First time I talked about manga artist Shizuya Wazarai it was to promote his criminally shortlived Blaster Knuckle, a western manga where an ex-slave boxer punches Klu Klux Klan monsters in the face until they explode. Despite the conceptual and stylistic heights of this story, Blaster Knuckle was abruptly done in after three volumes.
Five years later Wazarai returned to the manga game perhaps a little more cynical or strategic, depending on your interpretation. He began a pugilistic comic about Roman gladiators called Cestvs – The Legend of Boxing in the Dark Ages. The hero, Cestvs, is a svelte, sparkly eyed bishonen. For better or worse, the broader appeal of his protagonist is no doubt part of the reason why this manga has endured for over fifteen volumes.
Cestvs is a teenager slave recruited into the world of gladiatorial pugilism. Despite his small frame he fights respectably, thanks to quick footwork and solid boxing training, though his kind-hearted disposition frequently puts him at risk. When he is brought to fight before Emperor Nero, Cestvs encounters a friend and rival in Demetrio Lusca, an expert at pankration, the Ancient Greek style of combat where anything goes. Lusca is a respected warrior who learned combat techniques from all over the world, so when he enters the ring it’s a flurry of blocks, knees, judo throws, and arm locks. As Lusca and Cestvs gain wider recognition for their abilities, a number of tragic incidents involving the damning results of institutionalized slavery strains their friendship. The tone of the story acquires an optimistic but tragic quality, though the simplistic melodrama in the early volumes may turn people off.

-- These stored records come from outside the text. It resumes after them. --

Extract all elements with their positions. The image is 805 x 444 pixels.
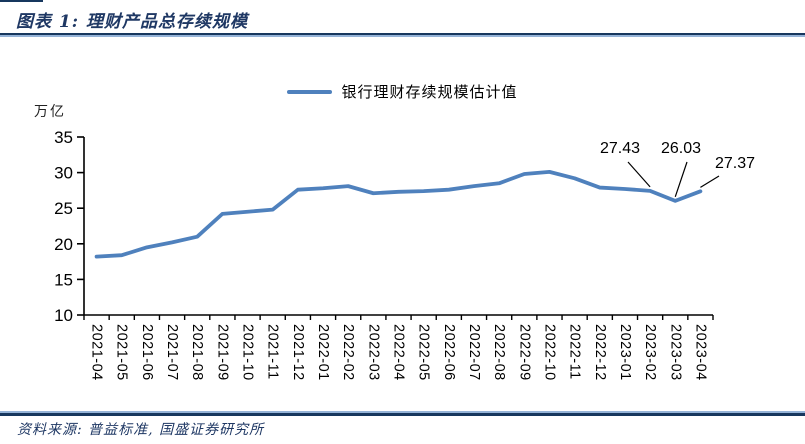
x-axis-label: 2022-10 — [541, 324, 557, 381]
x-axis-label: 2021-07 — [164, 324, 180, 381]
x-axis-label: 2022-09 — [516, 324, 532, 381]
annotation-label: 26.03 — [661, 140, 702, 157]
x-axis-label: 2022-11 — [567, 324, 583, 380]
legend-series-label: 银行理财存续规模估计值 — [341, 83, 518, 101]
figure-title: 图表 1: 理财产品总存续规模 — [16, 12, 248, 32]
y-tick-label: 35 — [54, 128, 73, 147]
x-axis-label: 2023-01 — [617, 324, 633, 381]
y-tick-label: 10 — [54, 306, 73, 325]
chart-legend: 银行理财存续规模估计值 — [0, 81, 805, 102]
x-axis-label: 2022-07 — [466, 324, 482, 381]
x-axis-label: 2023-02 — [642, 324, 658, 381]
x-axis-label: 2022-02 — [340, 324, 356, 381]
x-axis-label: 2023-03 — [667, 324, 683, 381]
x-axis-label: 2022-08 — [491, 324, 507, 381]
title-divider — [0, 33, 805, 37]
x-axis-label: 2021-12 — [290, 324, 306, 381]
series-line — [94, 169, 703, 259]
x-axis-label: 2022-04 — [391, 324, 407, 381]
top-border-fragment — [0, 0, 43, 2]
annotation-leader — [700, 175, 720, 188]
x-axis-label: 2022-01 — [315, 324, 331, 381]
y-tick-label: 15 — [54, 270, 73, 289]
x-axis-label: 2021-10 — [240, 324, 256, 381]
x-axis-label: 2021-11 — [265, 324, 281, 380]
annotation-leader — [674, 161, 688, 198]
legend-line-swatch — [287, 89, 333, 94]
x-axis-label: 2021-06 — [139, 324, 155, 381]
footer-divider — [0, 411, 805, 416]
x-axis-label: 2023-04 — [692, 324, 708, 381]
x-axis-label: 2022-06 — [441, 324, 457, 381]
annotation-leader — [627, 161, 651, 188]
y-tick-label: 30 — [54, 164, 73, 183]
x-axis-label: 2021-04 — [89, 324, 105, 381]
y-axis-unit-label: 万亿 — [34, 104, 66, 120]
annotation-label: 27.43 — [600, 140, 641, 157]
axis-lines — [83, 137, 713, 316]
x-axis-label: 2022-12 — [592, 324, 608, 381]
y-tick-label: 25 — [54, 199, 73, 218]
x-axis-label: 2021-08 — [189, 324, 205, 381]
x-axis-label: 2022-03 — [365, 324, 381, 381]
annotation-label: 27.37 — [715, 155, 756, 172]
source-note: 资料来源: 普益标准, 国盛证券研究所 — [17, 422, 265, 438]
y-tick-label: 20 — [54, 235, 73, 254]
x-axis-label: 2021-09 — [214, 324, 230, 381]
x-axis-label: 2022-05 — [416, 324, 432, 381]
x-axis-label: 2021-05 — [114, 324, 130, 381]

The pretty boy overload is almost too much at first, but Wazarai keeps the grim realities of being a gladiator at the forefront, even if he paints an overly simplistic picture of ancient Rome which at first blurs the class divides to almost unacceptable levels. A number of adult characters factor heavily into the plot, also enhancing it. For example, Lusca’s father, Supreme Commander of the Imperial Guard, seeks to combine the superior elements of all fighting styles to form the best unarmed warriors Rome has ever seen.
Over the course of the series Wazarai’s technique improves to the point where the resemblance in style to Kentaro Miura’s Berserk is downright astonishing. And it’s no coincidence. Cestus is published in Young Animal, the same seinen manga anthology that’s been home to Berserk since 1989, and Wazarai was a former assistant of Miura’s.
There’s no reason to think a historical fighting manga like this would ever do particularly well in the US, which is a shame considering how well-produced it is. I’d recommend the manga to anyone who is interested in fighting comics with an unapologetically inaccurate historical bend.